Do you have trouble hearing? Maybe you suffer from Tinnitus? Thinking you might need a hearing aid in the future? We emailed Greg Lawrence of HEARnet about the HEARing Cooperative Research Centre which is leading the way in terms of research into issues surrounding hearing loss and prevention as well as developing new hearing aids and educating research professionals.

Can you explain to us more fully the role of the Hearing CRC and what a CRC is?

A Cooperative Research Centre (CRC) is an organisation set up by the CRC Program – an Australian Government Initiative administered by the Department of Industry, Innovation, Climate Change, Science, Research and Tertiary Education. CRCs, through the CRC Program’s collaborative grant funding model, undertake end-user driven research collaboration to address major challenges currently facing Australia.

Through CRC Program funding, the HEARing CRC conducts multidisciplinary collaborative research with its five Core and 21 Support Members to address the twin challenges of more effective prevention and improved remediation of hearing loss in Australia.

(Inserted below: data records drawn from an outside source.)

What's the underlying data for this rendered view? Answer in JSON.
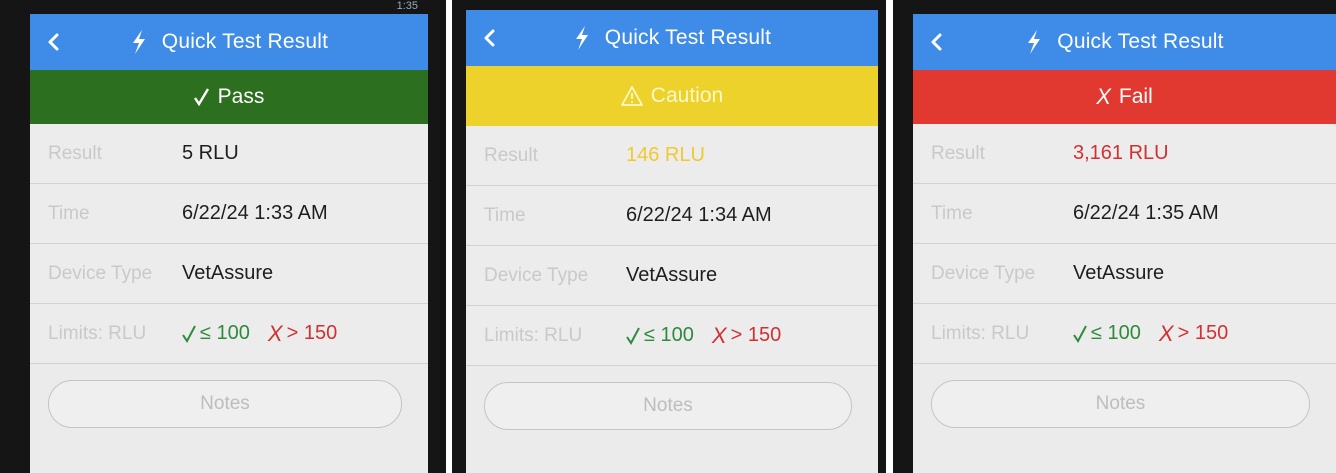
{
  "status_time": "1:35",
  "panels": [
    {
      "title": "Quick Test Result",
      "banner": {
        "status": "pass",
        "icon": "check-icon",
        "text": "Pass",
        "color": "#2c6f1e"
      },
      "rows": {
        "result_label": "Result",
        "result_value": "5 RLU",
        "time_label": "Time",
        "time_value": "6/22/24 1:33 AM",
        "device_label": "Device Type",
        "device_value": "VetAssure",
        "limits_label": "Limits: RLU",
        "limit_pass": "≤ 100",
        "limit_fail": "> 150"
      },
      "notes_label": "Notes"
    },
    {
      "title": "Quick Test Result",
      "banner": {
        "status": "caution",
        "icon": "warning-icon",
        "text": "Caution",
        "color": "#ecd22b"
      },
      "rows": {
        "result_label": "Result",
        "result_value": "146 RLU",
        "time_label": "Time",
        "time_value": "6/22/24 1:34 AM",
        "device_label": "Device Type",
        "device_value": "VetAssure",
        "limits_label": "Limits: RLU",
        "limit_pass": "≤ 100",
        "limit_fail": "> 150"
      },
      "notes_label": "Notes"
    },
    {
      "title": "Quick Test Result",
      "banner": {
        "status": "fail",
        "icon": "x-icon",
        "text": "Fail",
        "color": "#e1382f"
      },
      "rows": {
        "result_label": "Result",
        "result_value": "3,161 RLU",
        "time_label": "Time",
        "time_value": "6/22/24 1:35 AM",
        "device_label": "Device Type",
        "device_value": "VetAssure",
        "limits_label": "Limits: RLU",
        "limit_pass": "≤ 100",
        "limit_fail": "> 150"
      },
      "notes_label": "Notes"
    }
  ],
  "colors": {
    "header": "#3f8ce8",
    "pass": "#2f8a3c",
    "fail": "#d23131",
    "caution_text": "#f0c92e"
  }
}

Though its research efforts, the HEARing CRC is reducing the impact of hearing loss by:

• maximising lifelong hearing retention;

• reducing loss of productivity due to hearing loss;

• increasing uptake and use of hearing technology; and

• providing postgraduate education and professional training.

The HEARing CRC runs the HEARnet and HEARnet Learning websites to communicate the importance and impact of hearing innovation and hearing science to the public and health professionals along with more general information hearing health and hearing loss prevention information.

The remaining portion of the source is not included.